Hay hombres-león, hombres-tigre, hombres-zorro, hombres-perro, hombres-rata, hombres-lobo, hombres-lechuza y así. Sadegh Hedayat era sin duda alguna un hombre-lechuza.
Su cabello engominado y peinado hacia atrás, con su rostro de frente ancha y ojos de mirada fija y nariz aguileña como un pico de ese pájaro, con labios delgados y dos orejas puntiagudas y abiertas en las sienes como unas pequeñas alas, son los rasgos que componen la imagen de un hombre-lechuza.
Pero sobre todo lo era por su espíritu, sombrío, nocturno, acostumbrado a la vagancia en los jardines de árboles espectrales. Y luego prefería quedarse en un sitio, en la imaginación de los cementerios, permaneciendo quieto e inmerso en la oscuridad sagrada donde los demonios revolotean, como una lechuza de ojos alucinados, explorando la noche con aire melancólico, como un mensajero de la muerte, un símbolo maléfico.
¡Pero un hombre-lechuza debe ser considerado siempre un sabio, la encarnación de los conocimientos antiguos y trascendentales! La locura puede ser una forma descompuesta de la sabiduría. Hay locos que todo lo saben.
Sadegh Hedayat era un hombre-lechuza, un escritor sabio y un loco envuelto en delirios innombrables que sus escritos lúgubres apenas podían descifrar. Se empeñó en creer que su padre no era su padre porque era un gemelo que había abusado de su madre, una bayadera hindú quien estaba enamorada del otro hermano. Pero nada de eso era cierto.
Llegó a contar esa historia a compañeros de trabajo como si revelara un secreto, cuando todos sabían que su padre era su padre, un funcionario pequeño y leal al Sha y su madre, una devota musulmana que usaba el chador y quien jamás había danzado voluptuosamente ni puesto una trampa a los gemelos al obligarlos a estar dentro de una habitación oscura con una serpiente venenosa para que el sobreviviente fuera reconocido por ella como el padre verdadero de su hijo.
Él nunca creyó que su padre fuera su padre y estaba seguro que su madre cubría la hermosura de su cuerpo hindú como una forma de luto al morir por su culpa el amor de su vida, sustituido por el gemelo impostor.

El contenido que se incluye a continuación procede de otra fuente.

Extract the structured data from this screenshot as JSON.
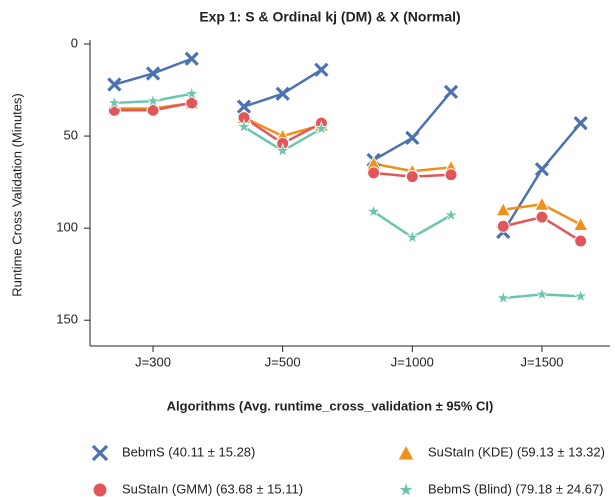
{
  "chart_data": {
    "type": "line",
    "title": "Exp 1: S & Ordinal kj (DM) & X (Normal)",
    "y_label": "Runtime Cross Validation (Minutes)",
    "legend_title": "Algorithms (Avg. runtime_cross_validation ± 95% CI)",
    "categories": [
      null,
      "J=300",
      null,
      null,
      null,
      "J=500",
      null,
      null,
      null,
      "J=1000",
      null,
      null,
      null,
      "J=1500",
      null
    ],
    "ylim": [
      0,
      164
    ],
    "yticks": [
      0,
      50,
      100,
      150
    ],
    "invert_y": true,
    "series": [
      {
        "name": "BebmS (40.11 ± 15.28)",
        "color": "#4c72b0",
        "marker": "x",
        "values": [
          22,
          16,
          8,
          null,
          34,
          27,
          14,
          null,
          63,
          51,
          26,
          null,
          102,
          68,
          43
        ]
      },
      {
        "name": "SuStaIn (KDE) (59.13 ± 13.32)",
        "color": "#f0901c",
        "marker": "triangle",
        "values": [
          35,
          35,
          32,
          null,
          40,
          50,
          44,
          null,
          65,
          69,
          67,
          null,
          90,
          87,
          98
        ]
      },
      {
        "name": "SuStaIn (GMM) (63.68 ± 15.11)",
        "color": "#e15759",
        "marker": "circle",
        "values": [
          36,
          36,
          32,
          null,
          40,
          54,
          43,
          null,
          70,
          72,
          71,
          null,
          99,
          94,
          107
        ]
      },
      {
        "name": "BebmS (Blind) (79.18 ± 24.67)",
        "color": "#6cc5b0",
        "marker": "star",
        "values": [
          32,
          31,
          27,
          null,
          45,
          58,
          46,
          null,
          91,
          105,
          93,
          null,
          138,
          136,
          137
        ]
      }
    ]
  }
}
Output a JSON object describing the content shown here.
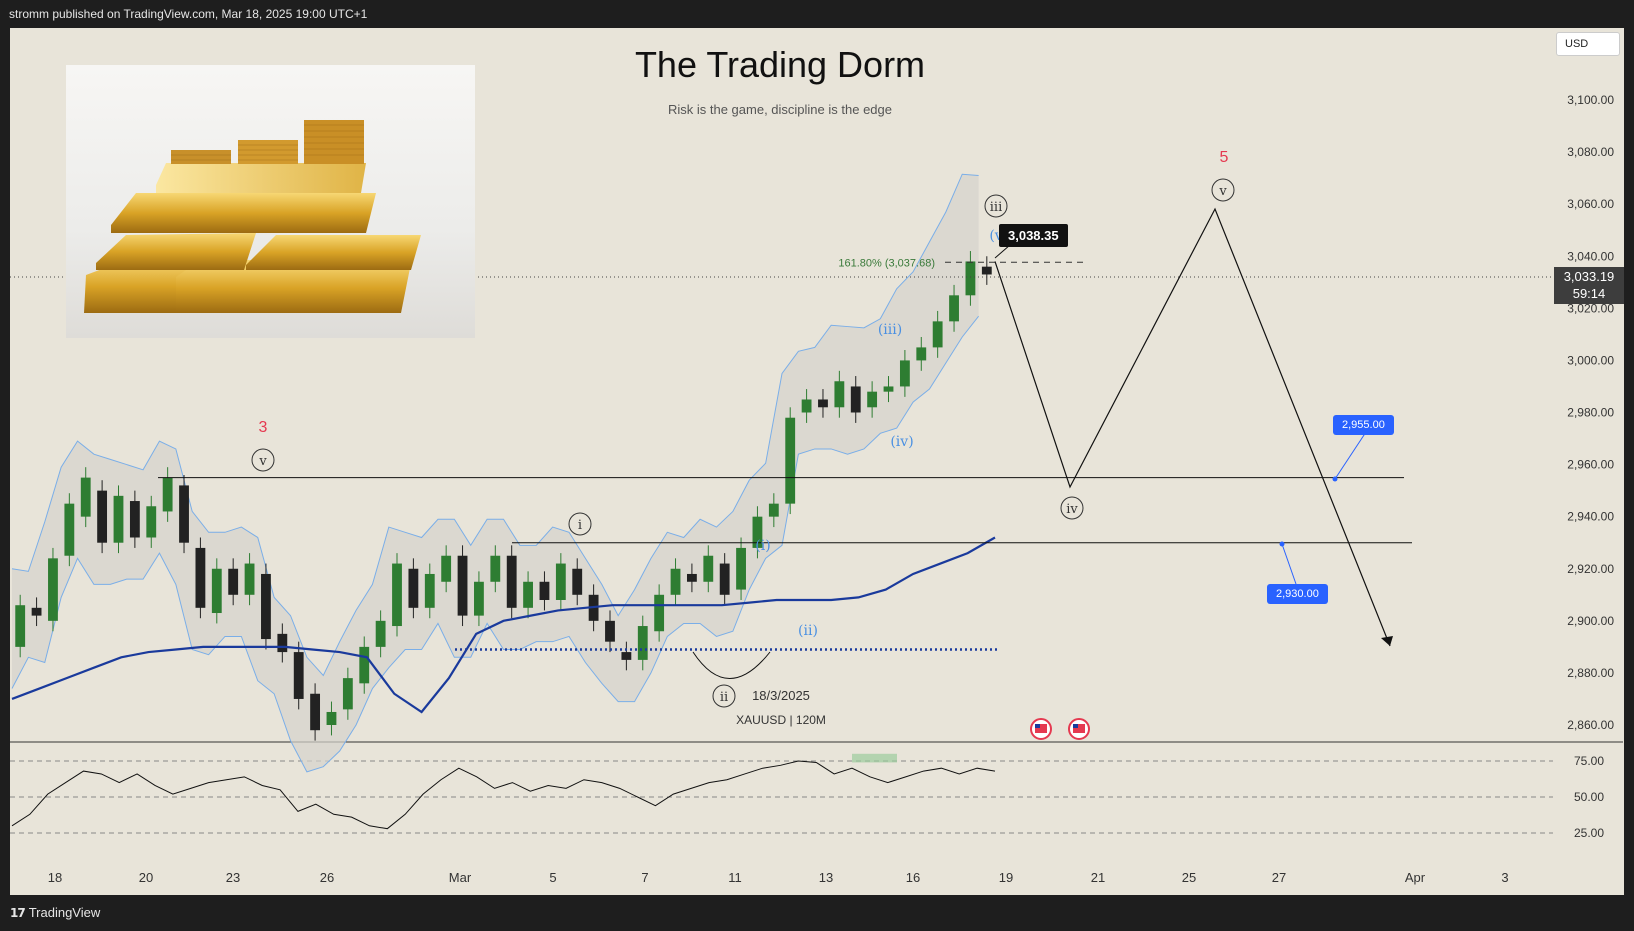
{
  "header": {
    "published_by": "stromm published on TradingView.com, Mar 18, 2025 19:00 UTC+1"
  },
  "footer": {
    "brand": "TradingView"
  },
  "overlay": {
    "title": "The Trading Dorm",
    "subtitle": "Risk is the game, discipline is the edge",
    "symbol_label": "XAUUSD | 120M",
    "date_label": "18/3/2025",
    "currency": "USD",
    "last_price": "3,033.19",
    "countdown": "59:14",
    "peak_label": "3,038.35",
    "fib_label": "161.80% (3,037.68)",
    "target_upper": "2,955.00",
    "target_lower": "2,930.00",
    "wave_labels": {
      "w3": "3",
      "w5": "5",
      "v_left": "v",
      "i": "i",
      "ii": "ii",
      "iii": "iii",
      "iv": "iv",
      "v_right": "v",
      "sub_i": "(i)",
      "sub_ii": "(ii)",
      "sub_iii": "(iii)",
      "sub_iv": "(iv)",
      "sub_v": "(v"
    }
  },
  "colors": {
    "background": "#e8e4d9",
    "up_candle": "#2e7d32",
    "down_candle": "#222222",
    "vwap": "#1a3a9c",
    "band": "#7aaee8",
    "wave_red": "#e53950",
    "wave_blue": "#4a90e2",
    "callout_blue": "#2962ff"
  },
  "chart_data": [
    {
      "type": "candlestick",
      "symbol": "XAUUSD",
      "interval": "120M",
      "ylim": [
        2850,
        3120
      ],
      "y_ticks": [
        2860,
        2880,
        2900,
        2920,
        2940,
        2960,
        2980,
        3000,
        3020,
        3040,
        3060,
        3080,
        3100
      ],
      "y_tick_labels": [
        "2,860.00",
        "2,880.00",
        "2,900.00",
        "2,920.00",
        "2,940.00",
        "2,960.00",
        "2,980.00",
        "3,000.00",
        "3,020.00",
        "3,040.00",
        "3,060.00",
        "3,080.00",
        "3,100.00"
      ],
      "x_tick_labels": [
        "18",
        "20",
        "23",
        "26",
        "Mar",
        "5",
        "7",
        "11",
        "13",
        "16",
        "19",
        "21",
        "25",
        "27",
        "Apr",
        "3"
      ],
      "price_path": [
        [
          2890,
          2906
        ],
        [
          2905,
          2902
        ],
        [
          2900,
          2924
        ],
        [
          2925,
          2945
        ],
        [
          2940,
          2955
        ],
        [
          2950,
          2930
        ],
        [
          2930,
          2948
        ],
        [
          2946,
          2932
        ],
        [
          2932,
          2944
        ],
        [
          2942,
          2955
        ],
        [
          2952,
          2930
        ],
        [
          2928,
          2905
        ],
        [
          2903,
          2920
        ],
        [
          2920,
          2910
        ],
        [
          2910,
          2922
        ],
        [
          2918,
          2893
        ],
        [
          2895,
          2888
        ],
        [
          2888,
          2870
        ],
        [
          2872,
          2858
        ],
        [
          2860,
          2865
        ],
        [
          2866,
          2878
        ],
        [
          2876,
          2890
        ],
        [
          2890,
          2900
        ],
        [
          2898,
          2922
        ],
        [
          2920,
          2905
        ],
        [
          2905,
          2918
        ],
        [
          2915,
          2925
        ],
        [
          2925,
          2902
        ],
        [
          2902,
          2915
        ],
        [
          2915,
          2925
        ],
        [
          2925,
          2905
        ],
        [
          2905,
          2915
        ],
        [
          2915,
          2908
        ],
        [
          2908,
          2922
        ],
        [
          2920,
          2910
        ],
        [
          2910,
          2900
        ],
        [
          2900,
          2892
        ],
        [
          2888,
          2885
        ],
        [
          2885,
          2898
        ],
        [
          2896,
          2910
        ],
        [
          2910,
          2920
        ],
        [
          2918,
          2915
        ],
        [
          2915,
          2925
        ],
        [
          2922,
          2910
        ],
        [
          2912,
          2928
        ],
        [
          2928,
          2940
        ],
        [
          2940,
          2945
        ],
        [
          2945,
          2978
        ],
        [
          2980,
          2985
        ],
        [
          2985,
          2982
        ],
        [
          2982,
          2992
        ],
        [
          2990,
          2980
        ],
        [
          2982,
          2988
        ],
        [
          2988,
          2990
        ],
        [
          2990,
          3000
        ],
        [
          3000,
          3005
        ],
        [
          3005,
          3015
        ],
        [
          3015,
          3025
        ],
        [
          3025,
          3038
        ],
        [
          3036,
          3033
        ]
      ],
      "vwap": [
        2870,
        2874,
        2878,
        2882,
        2886,
        2888,
        2889,
        2890,
        2890,
        2890,
        2890,
        2889,
        2888,
        2886,
        2872,
        2865,
        2878,
        2895,
        2900,
        2902,
        2904,
        2905,
        2906,
        2906,
        2906,
        2906,
        2906,
        2907,
        2908,
        2908,
        2908,
        2909,
        2912,
        2918,
        2922,
        2926,
        2932
      ],
      "anchored_level": 2889,
      "forecast_path": [
        {
          "date": "Mar 18",
          "value": 3038
        },
        {
          "date": "Mar 20",
          "value": 2952
        },
        {
          "date": "Mar 25",
          "value": 3060
        },
        {
          "date": "Mar 31",
          "value": 2888
        }
      ],
      "fibonacci": {
        "level": "161.80%",
        "price": 3037.68
      },
      "horizontal_levels": [
        2955,
        2930
      ],
      "targets": [
        2955,
        2930
      ]
    },
    {
      "type": "line",
      "name": "RSI",
      "ylim": [
        15,
        85
      ],
      "y_ticks": [
        25,
        50,
        75
      ],
      "y_tick_labels": [
        "25.00",
        "50.00",
        "75.00"
      ],
      "overbought": 70,
      "oversold": 30,
      "values": [
        30,
        38,
        52,
        60,
        68,
        66,
        60,
        66,
        58,
        52,
        56,
        60,
        62,
        64,
        58,
        55,
        40,
        45,
        38,
        36,
        30,
        28,
        38,
        52,
        62,
        70,
        64,
        56,
        60,
        54,
        58,
        56,
        62,
        60,
        56,
        50,
        44,
        52,
        56,
        60,
        62,
        66,
        70,
        72,
        75,
        74,
        66,
        70,
        64,
        60,
        64,
        68,
        70,
        66,
        70,
        68
      ]
    }
  ]
}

Y a él, al hombre-lechuza, no le quedaba sino ser solidario de su madre y querer como padre a quien no lo engendró, pero era el amor auténtico de ella.
Por eso ahorró lo que pudo de su salario miserable en una oficina de impuestos de Teherán en la cual laboraba como un empleado cumplido igual que su padre —no el gemelo de su imaginación, sino el verdadero—, para viajar a la India y conocer los palacios lujosos de los emires y los templos donde las bayaderas danzaban sus rituales sagrados y voluptuosos, imaginando de esa manera que conocía el origen de su madre.
Cuando regresó de la India, en un atardecer mientras junto a una mezquita cercana se celebraba con música la puesta del sol, vio reflejada sobre la pared una sombra —él pensaba que su vida era una sombra que huía— y era la de una lechuza que atenta se asomaba a leer lo que estaba escribiendo.
Pues sus pesadillas y sus ensueños, su sentido de la noche eterna, los transcribía y sus palabras, trenzadas con el horror y la belleza, puestas en el papel como un antepasado suyo dibujaba flores o paisajes o escenas delicadas de amor sobre las tapas de las llamadas escribanías persas —cajitas que desde la antigüedad se usaban para guardar los instrumentos de los escribanos—, así él era un artista semejante e iba dibujando sus palabras con las cuales describía flores podridas, parajes oscuros y temibles, abrazos de ángeles muertos.
Entonces decidió escapar a París al inicio de la década de los cincuenta —en los años treinta del siglo XX esa ciudad era la Meca inevitable de todo escritor que se respetara y ahí había vivido una temporada como estudiante—. Y allá en una buhardilla pobre siguió escribiendo en los atardeceres y las noches y la lechuza, silenciosa, separada de él como una sombra y siendo él mismo desdoblado, siguió mirando su escritura.
Después de un año, en plena primavera, en abril de 1951, decidió partir hacia su amada noche eterna, quemó sus manuscritos, abrió la llave del gas para poder dormir siempre y antes de irse, con una sonrisa amarga en su rostro, se dio cuenta que la lechuza era ciega. Y ése fue el título del único libro que nos dejó.
Sadegh Hedayat nació el 17 de febrero de 1903 en Teherán, Irán. Estudio de la obra de Guy de Maupassant, Antón Chéjov, Rainer Maria Rilke, Edgar Allan Poe y Franz Kafka.